En medio de un período particularmente sangriento y trágico para la prensa mexicana, ahora los periodistas deben soportar la pérdida de uno de los más valientes y queridos representantes de su resistente gremio. Javier combinaba la tenacidad del reportero más experimentado con el alma elegíaca de un poeta romántico del siglo XIX. Informando desde el peligroso estado de Sinaloa, la tierra del notorio Cartel de Sinaloa de Joaquín “El Chapo” Guzmán, Javier representaba a una generación de periodistas que en el último decenio habían descubierto que, de pronto, se habían convertido en corresponsales de guerra en sus propias regiones. Informar sobre una historia que, según escribió Javier en su discurso de aceptación del premio del CPJ, lo había convertido a él y a sus conciudadanos en los “homicidas de nuestro propio futuro”, era un deber que asumía profundamente, y aseguraba que no se amedrentara ante las constantes amenazas.
Y de alguna manera, en medio de tanto derramamiento de sangre, su pluma había encontrado una manera de descubrir el sentido de lo absurdo. En noviembre de 2011, cuando yo era investigadora del programa de las Américas del CPJ, tuve el honor, primero de traducir su discurso de aceptación y luego de interpretar el discurso en vivo con él en el escenario de un salón del hotel Waldorf Astoria, e incluso en los ensayos yo no podía llegar al final del discurso sin irrumpir en lágrimas.

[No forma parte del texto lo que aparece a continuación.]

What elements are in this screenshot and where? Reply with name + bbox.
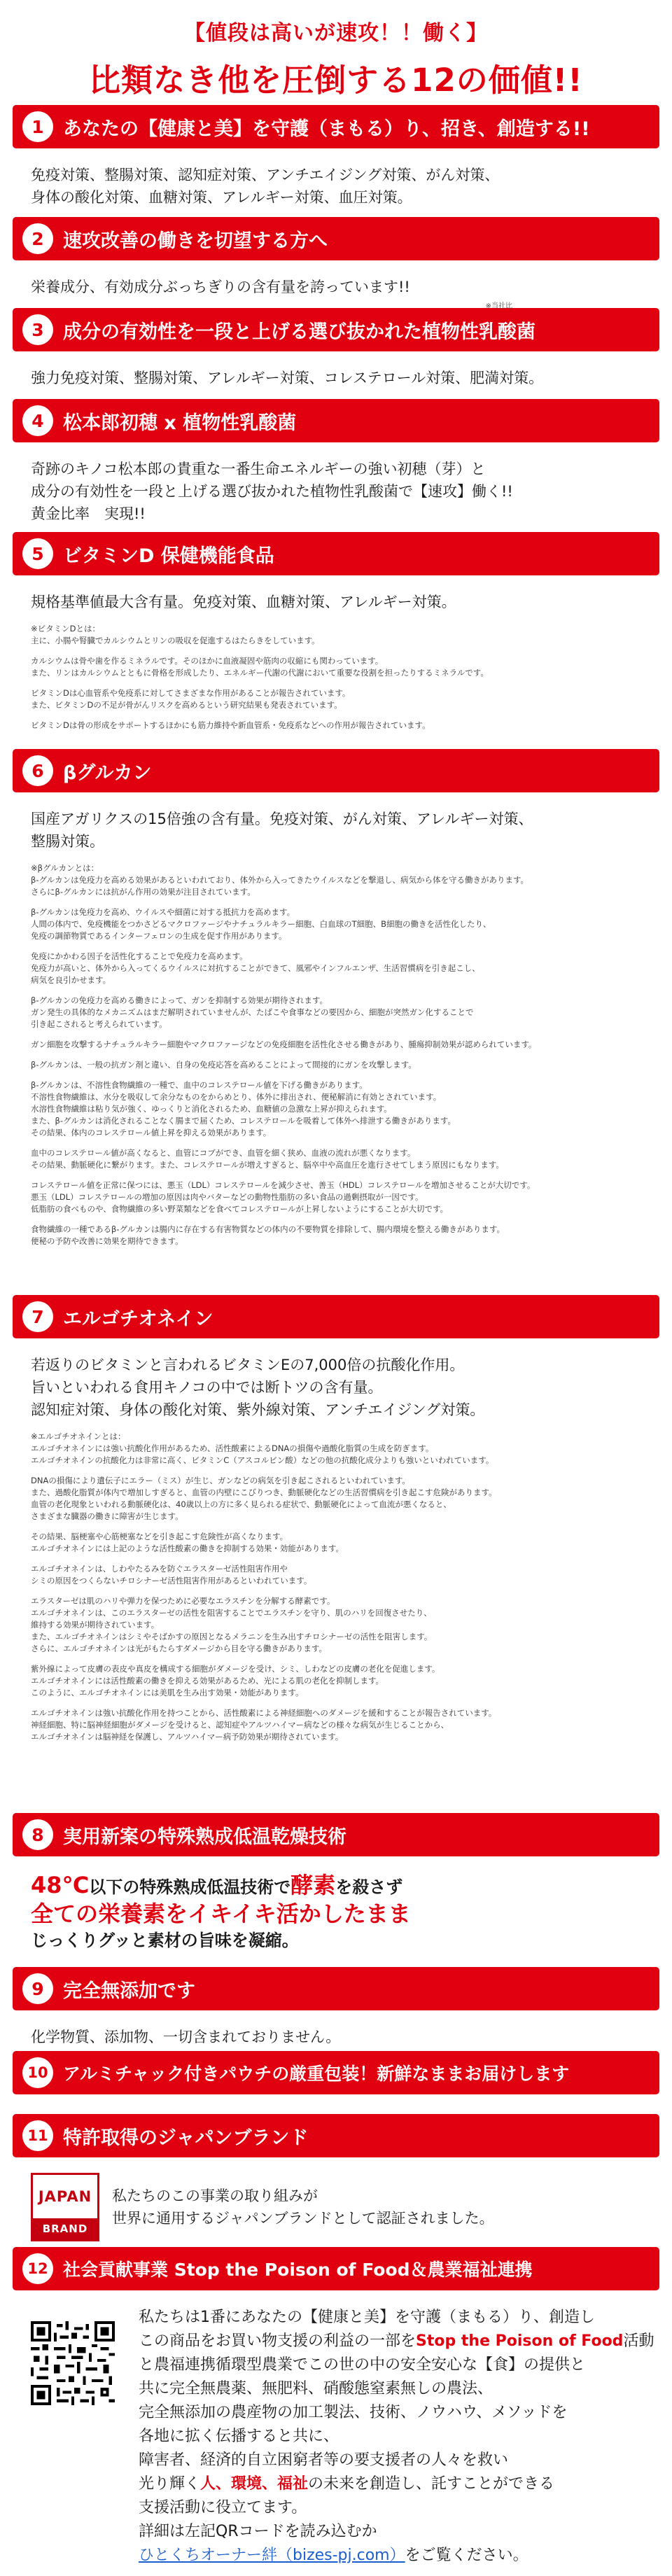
section-12-line-10: 詳細は左記QRコードを読み込むか bbox=[139, 2523, 377, 2540]
section-5-note-4: ビタミンDは骨の形成をサポートするほかにも筋力維持や新血管系・免疫系などへの作用が報告されています。 bbox=[31, 720, 430, 730]
section-8-heading: 実用新案の特殊熟成低温乾燥技術 bbox=[63, 1826, 346, 1848]
hero-subtitle: 【値段は高いが速攻！！働く】 bbox=[184, 21, 488, 46]
section-number: 3 bbox=[22, 314, 53, 345]
section-6-note-1: ※βグルカンとは： β-グルカンは免疫力を高める効果があるといわれており、体外から入ってきたウイルスなどを撃退し、病気から体を守る働きがあります。 さらにβ-グルカンには抗がん作用の効果が注目されています。 bbox=[31, 863, 529, 897]
bizes-link[interactable]: ひとくちオーナー絆（bizes-pj.com） bbox=[139, 2547, 405, 2564]
hero-header bbox=[0, 0, 672, 105]
section-1 bbox=[13, 105, 659, 217]
section-9 bbox=[13, 1967, 659, 2051]
section-4-heading: 松本郎初穂 x 植物性乳酸菌 bbox=[63, 412, 297, 434]
section-8-header bbox=[13, 1813, 659, 1856]
section-6-note-3: 免疫にかかわる因子を活性化することで免疫力を高めます。 免疫力が高いと、体外から入ってくるウイルスに対抗することができて、風邪やインフルエンザ、生活習慣病を引き起こし、 病気を良引かせます。 bbox=[31, 951, 480, 985]
section-11 bbox=[13, 2114, 659, 2247]
section-5-note-3: ビタミンDは心血管系や免疫系に対してさまざまな作用があることが報告されています。 また、ビタミンDの不足が骨がんリスクを高めるという研究結果も発表されています。 bbox=[31, 688, 351, 710]
japan-brand-logo-bottom: BRAND bbox=[33, 2218, 97, 2239]
section-3-heading: 成分の有効性を一段と上げる選び抜かれた植物性乳酸菌 bbox=[63, 321, 536, 343]
section-6-note-2: β-グルカンは免疫力を高め、ウイルスや細菌に対する抵抗力を高めます。 人間の体内で、免疫機能をつかさどるマクロファージやナチュラルキラー細胞、白血球のT細胞、B細胞の働きを活性化したり、 免疫の調節物質であるインターフェロンの生成を促す作用があります。 bbox=[31, 907, 491, 941]
section-6-note-9: コレステロール値を正常に保つには、悪玉（LDL）コレステロールを減少させ、善玉（HDL）コレステロールを増加させることが大切です。 悪玉（LDL）コレステロールの増加の原因は肉やバターなどの動物性脂肪の多い食品の過剰摂取が一因です。 低脂肪の食べものや、食物繊維の多い野菜類などを食べてコレステロールが上昇しないようにすることが大切です。 bbox=[31, 1180, 536, 1214]
section-9-header bbox=[13, 1967, 659, 2010]
section-12-header bbox=[13, 2247, 659, 2290]
section-10-heading: アルミチャック付きパウチの厳重包装！新鮮なままお届けします bbox=[63, 2064, 570, 2084]
section-11-header bbox=[13, 2114, 659, 2157]
hero-title: 比類なき他を圧倒する12の価値!! bbox=[89, 62, 583, 99]
section-2 bbox=[13, 217, 659, 308]
section-2-heading: 速攻改善の働きを切望する方へ bbox=[63, 230, 328, 252]
section-7-heading: エルゴチオネイン bbox=[63, 1308, 214, 1330]
section-number: 5 bbox=[22, 538, 53, 569]
section-4-header bbox=[13, 399, 659, 442]
section-12-line-1: 私たちは1番にあなたの【健康と美】を守護（まもる）り、創造し bbox=[139, 2309, 595, 2326]
section-1-header bbox=[13, 105, 659, 148]
section-4-line-1: 奇跡のキノコ松本郎の貴重な一番生命エネルギーの強い初穂（芽）と bbox=[31, 461, 486, 477]
section-5-note-2: カルシウムは骨や歯を作るミネラルです。そのほかに血液凝固や筋肉の収縮にも関わっています。 また、リンはカルシウムとともに骨格を形成したり、エネルギー代謝の代謝において重要な役割を担ったりするミネラルです。 bbox=[31, 656, 489, 678]
section-8-text-b: を殺さず bbox=[335, 1877, 403, 1897]
section-12-body bbox=[139, 2306, 654, 2568]
section-8-text-d: じっくりグッと素材の旨味を凝縮。 bbox=[31, 1931, 299, 1950]
section-number: 4 bbox=[22, 405, 53, 436]
section-7-line-1: 若返りのビタミンと言われるビタミンEの7,000倍の抗酸化作用。 bbox=[31, 1357, 465, 1373]
section-1-line-2: 身体の酸化対策、血糖対策、アレルギー対策、血圧対策。 bbox=[31, 189, 412, 206]
section-6-line-1: 国産アガリクスの15倍強の含有量。免疫対策、がん対策、アレルギー対策、 bbox=[31, 811, 533, 827]
section-12-line-6: 各地に拡く伝播すると共に、 bbox=[139, 2428, 340, 2445]
section-7-line-2: 旨いといわれる食用キノコの中では断トツの含有量。 bbox=[31, 1379, 383, 1396]
section-7-note-5: エラスターゼは肌のハリや弾力を保つために必要なエラスチンを分解する酵素です。 エルゴチオネインは、このエラスターゼの活性を阻害することでエラスチンを守り、肌のハリを回復させたり、 維持する効果が期待されています。 また、エルゴチオネインはシミやそばかすの原因となるメラニンを生み出すチロシナーゼの活性を阻害します。 さらに、エルゴチオネインは光がもたらすダメージから目を守る働きがあります。 bbox=[31, 1596, 433, 1653]
section-7-note-4: エルゴチオネインは、しわやたるみを防ぐエラスターゼ活性阻害作用や シミの原因をつくらないチロシナーゼ活性阻害作用があるといわれています。 bbox=[31, 1564, 312, 1586]
temperature: 48℃ bbox=[31, 1872, 90, 1898]
section-4-line-2: 成分の有効性を一段と上げる選び抜かれた植物性乳酸菌で【速攻】働く!! bbox=[31, 483, 513, 500]
section-number: 12 bbox=[22, 2253, 53, 2284]
qr-code-icon[interactable] bbox=[31, 2321, 115, 2405]
section-6-line-2: 整腸対策。 bbox=[31, 833, 104, 850]
section-12-line-9: 支援活動に役立てます。 bbox=[139, 2499, 307, 2516]
section-7-note-2: DNAの損傷により遺伝子にエラー（ミス）が生じ、ガンなどの病気を引き起こされるといわれています。 また、過酸化脂質が体内で増加しすぎると、血管の内壁にこびりつき、動脈硬化などの生活習慣病を引き起こす危険があります。 血管の老化現象といわれる動脈硬化は、40歳以上の方に多く見られる症状で、動脈硬化によって血流が悪くなると、 さまざまな臓器の働きに障害が生じます。 bbox=[31, 1476, 497, 1521]
section-5-lead: 規格基準値最大含有量。免疫対策、血糖対策、アレルギー対策。 bbox=[31, 594, 456, 610]
section-6-note-7: β-グルカンは、不溶性食物繊維の一種で、血中のコレステロール値を下げる働きがあります。 不溶性食物繊維は、水分を吸収して余分なものをからめとり、体外に排出され、便秘解消に有効とされています。 水溶性食物繊維は粘り気が強く、ゆっくりと消化されるため、血糖値の急激な上昇が抑えられます。 また、β-グルカンは消化されることなく腸まで届くため、コレステロールを吸着して体外へ排泄する働きがあります。 その結果、体内のコレステロール値上昇を抑える効果があります。 bbox=[31, 1080, 456, 1138]
section-6-heading: βグルカン bbox=[63, 762, 152, 784]
section-12-line-8c: の未来を創造し、託すことができる bbox=[308, 2475, 555, 2493]
section-5 bbox=[13, 532, 659, 749]
section-5-header bbox=[13, 532, 659, 575]
section-7-line-3: 認知症対策、身体の酸化対策、紫外線対策、アンチエイジング対策。 bbox=[31, 1401, 485, 1418]
section-6-note-6: β-グルカンは、一般の抗ガン剤と違い、自身の免疫応答を高めることによって間接的にガンを攻撃します。 bbox=[31, 1060, 416, 1070]
section-12 bbox=[13, 2247, 659, 2576]
section-12-heading: 社会貢献事業 Stop the Poison of Food＆農業福祉連携 bbox=[63, 2260, 533, 2280]
section-3 bbox=[13, 308, 659, 399]
section-6-note-5: ガン細胞を攻撃するナチュラルキラー細胞やマクロファージなどの免疫細胞を活性化させる働きがあり、腫瘍抑制効果が認められています。 bbox=[31, 1040, 537, 1049]
section-number: 2 bbox=[22, 223, 53, 254]
section-6-note-8: 血中のコレステロール値が高くなると、血管にコブができ、血管を細く狭め、血液の流れが悪くなります。 その結果、動脈硬化に繋がります。また、コレステロールが増えすぎると、脳卒中や高血圧を進行させてしまう原因にもなります。 bbox=[31, 1148, 504, 1170]
section-11-line-1: 私たちのこの事業の取り組みが bbox=[112, 2188, 318, 2204]
section-7-header bbox=[13, 1295, 659, 1338]
section-12-line-5: 完全無添加の農産物の加工製法、技術、ノウハウ、メソッドを bbox=[139, 2404, 568, 2421]
section-3-line-1: 強力免疫対策、整腸対策、アレルギー対策、コレステロール対策、肥満対策。 bbox=[31, 370, 544, 386]
section-7-note-3: その結果、脳梗塞や心筋梗塞などを引き起こす危険性が高くなります。 エルゴチオネインには上記のような活性酸素の働きを抑制する効果・効能があります。 bbox=[31, 1532, 344, 1553]
section-7-note-1: ※エルゴチオネインとは： エルゴチオネインには強い抗酸化作用があるため、活性酸素によるDNAの損傷や過酸化脂質の生成を防ぎます。 エルゴチオネインの抗酸化力は非常に高く、ビタミンC（アスコルビン酸）などの他の抗酸化成分よりも強いといわれています。 bbox=[31, 1432, 494, 1465]
section-7-note-7: エルゴチオネインは強い抗酸化作用を持つことから、活性酸素による神経細胞へのダメージを緩和することが報告されています。 神経細胞、特に脳神経細胞がダメージを受けると、認知症やアルツハイマー病などの様々な病気が生じることから、 エルゴチオネインは脳神経を保護し、アルツハイマー病予防効果が期待されています。 bbox=[31, 1708, 497, 1742]
section-number: 1 bbox=[22, 111, 53, 142]
section-6-header bbox=[13, 749, 659, 792]
enzyme-word: 酵素 bbox=[290, 1872, 336, 1898]
section-2-header bbox=[13, 217, 659, 260]
section-12-line-2a: この商品をお買い物支援の利益の一部を bbox=[139, 2332, 416, 2350]
section-3-header bbox=[13, 308, 659, 351]
section-8-highlight: 全ての栄養素をイキイキ活かしたまま bbox=[31, 1900, 411, 1927]
section-12-line-2c: 活動 bbox=[623, 2332, 654, 2350]
section-4-line-3: 黄金比率 実現!! bbox=[31, 505, 146, 522]
people-environment-welfare-highlight: 人、環境、福祉 bbox=[200, 2475, 309, 2493]
section-11-line-2: 世界に通用するジャパンブランドとして認証されました。 bbox=[112, 2210, 494, 2227]
section-12-line-3: と農福連携循環型農業でこの世の中の安全安心な【食】の提供と bbox=[139, 2356, 586, 2374]
section-8-text-a: 以下の特殊熟成低温技術で bbox=[89, 1877, 291, 1897]
section-10 bbox=[13, 2051, 659, 2114]
section-7-note-6: 紫外線によって皮膚の表皮や真皮を構成する細胞がダメージを受け、シミ、しわなどの皮膚の老化を促進します。 エルゴチオネインには活性酸素の働きを抑える効果があるため、光による肌の老化を抑制します。 このように、エルゴチオネインには美肌を生み出す効果・効能があります。 bbox=[31, 1664, 440, 1698]
section-6-note-4: β-グルカンの免疫力を高める働きによって、ガンを抑制する効果が期待されます。 ガン発生の具体的なメカニズムはまだ解明されていませんが、たばこや食事などの要因から、細胞が突然ガン化することで 引き起こされると考えられています。 bbox=[31, 995, 474, 1029]
section-10-header bbox=[13, 2051, 659, 2094]
section-1-heading: あなたの【健康と美】を守護（まもる）り、招き、創造する!! bbox=[63, 118, 590, 140]
section-12-line-4: 共に完全無農薬、無肥料、硝酸態窒素無しの農法、 bbox=[139, 2380, 493, 2398]
section-1-line-1: 免疫対策、整腸対策、認知症対策、アンチエイジング対策、がん対策、 bbox=[31, 167, 500, 183]
section-2-line-1: 栄養成分、有効成分ぶっちぎりの含有量を誇っています!! bbox=[31, 279, 410, 295]
section-11-heading: 特許取得のジャパンブランド bbox=[63, 2127, 309, 2149]
section-5-heading: ビタミンD 保健機能食品 bbox=[63, 545, 274, 567]
section-2-footnote: ※当社比 bbox=[485, 302, 512, 310]
section-6 bbox=[13, 749, 659, 1295]
section-9-heading: 完全無添加です bbox=[63, 1980, 195, 2002]
section-4 bbox=[13, 399, 659, 532]
section-number: 8 bbox=[22, 1819, 53, 1850]
section-5-note-1: ※ビタミンDとは： 主に、小腸や腎臓でカルシウムとリンの吸収を促進するはたらきをしています。 bbox=[31, 624, 320, 645]
section-9-line-1: 化学物質、添加物、一切含まれておりません。 bbox=[31, 2029, 341, 2045]
japan-brand-logo-top: JAPAN bbox=[33, 2175, 97, 2218]
section-12-line-8a: 光り輝く bbox=[139, 2475, 201, 2493]
stop-the-poison-highlight: Stop the Poison of Food bbox=[416, 2332, 624, 2350]
section-6-note-10: 食物繊維の一種であるβ-グルカンは腸内に存在する有害物質などの体内の不要物質を排除して、腸内環境を整える働きがあります。 便秘の予防や改善に効果を期待できます。 bbox=[31, 1224, 505, 1246]
section-number: 6 bbox=[22, 755, 53, 786]
section-number: 7 bbox=[22, 1301, 53, 1332]
japan-brand-logo bbox=[31, 2173, 99, 2241]
section-number: 11 bbox=[22, 2120, 53, 2151]
section-8 bbox=[13, 1813, 659, 1967]
section-12-line-11b: をご覧ください。 bbox=[405, 2547, 528, 2564]
section-12-line-7: 障害者、経済的自立困窮者等の要支援者の人々を救い bbox=[139, 2451, 509, 2469]
section-number: 9 bbox=[22, 1973, 53, 2004]
section-7 bbox=[13, 1295, 659, 1813]
section-number: 10 bbox=[22, 2057, 53, 2088]
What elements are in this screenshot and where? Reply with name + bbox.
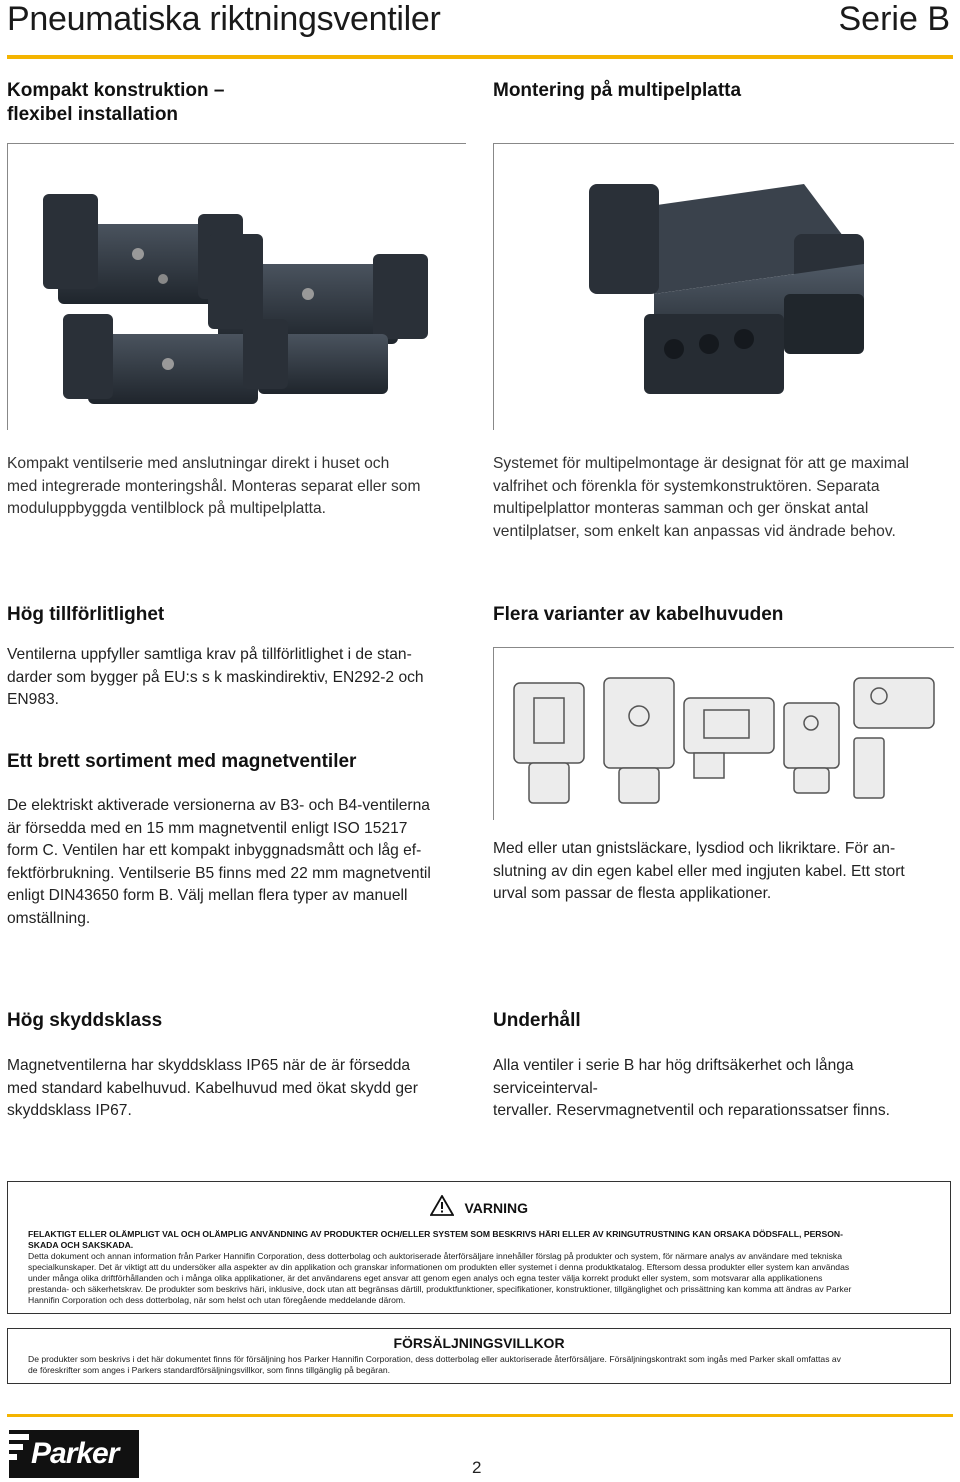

Luego de lamentarse de una generación mexicana futura cuyo “ADN está tatuado de balas y fusiles y sangre”, él escribió que, aunque su “alma enjuta” solamente había encontrado refugio en las palabras, los premios de libertad de prensa representaban un “faro al otro lado de la tormenta, un puerto seguro más allá de la tempestad” donde él se podía sentir “menos solo”.
Dos días después, él y su esposa, Griselda, celebraron su primer Día de Acción de Gracias con mi familia, en Brooklyn. Él se sentó en la silla del invitado de honor, a la cabeza de una mesa con 30 desconocidos, y consumió con gusto el pavo y el relleno; y dejó encantada a mi abuela de 92 años de edad con su humor, pese a que ninguno hablaba el idioma del otro. Cuando llegó el momento de la tradición anual de que cada persona compartiera las razones por las que estaba agradecida, Javier, elocuente hasta en la improvisación, explicó a mi familia lo feliz que se sentía de estar vivo y su voluntad de “seguir respirando”, como había afirmado en una entrevista anterior, cuando tantos de sus colegas habían muerto. (En la época, el CPJ había documentado los casos de por lo menos 27 periodistas mexicanos que habían sido asesinados en represalia por su trabajo periodístico. Ahora ya son por lo menos 40 casos, y decenas de otros están desaparecidos o han sido asesinados en circunstancias menos claras).
Al final de la noche, fui caminando con Javier y Griselda hasta el Paseo de Brooklyn Heights, donde ellos quedaron maravillados por las vistas de la ciudad y chillaron de regocijo cuando se dieron cuenta de que el tren subterráneo que los había llevado hasta allá desde Manhattan, los había llevado por debajo del río. Era una noche helada, por lo menos en comparación con las de Sinaloa, pero a pesar de estar temblando, Javier parecía reacio a irse. Por último, me abrazó antes de voltearse una vez más para ver la vista de Manhattan, que resplandecía sobre el río como miles de diminutos faros. Entonces se dio media vuelta, tomó a su esposa por el brazo, y se alejó caminando.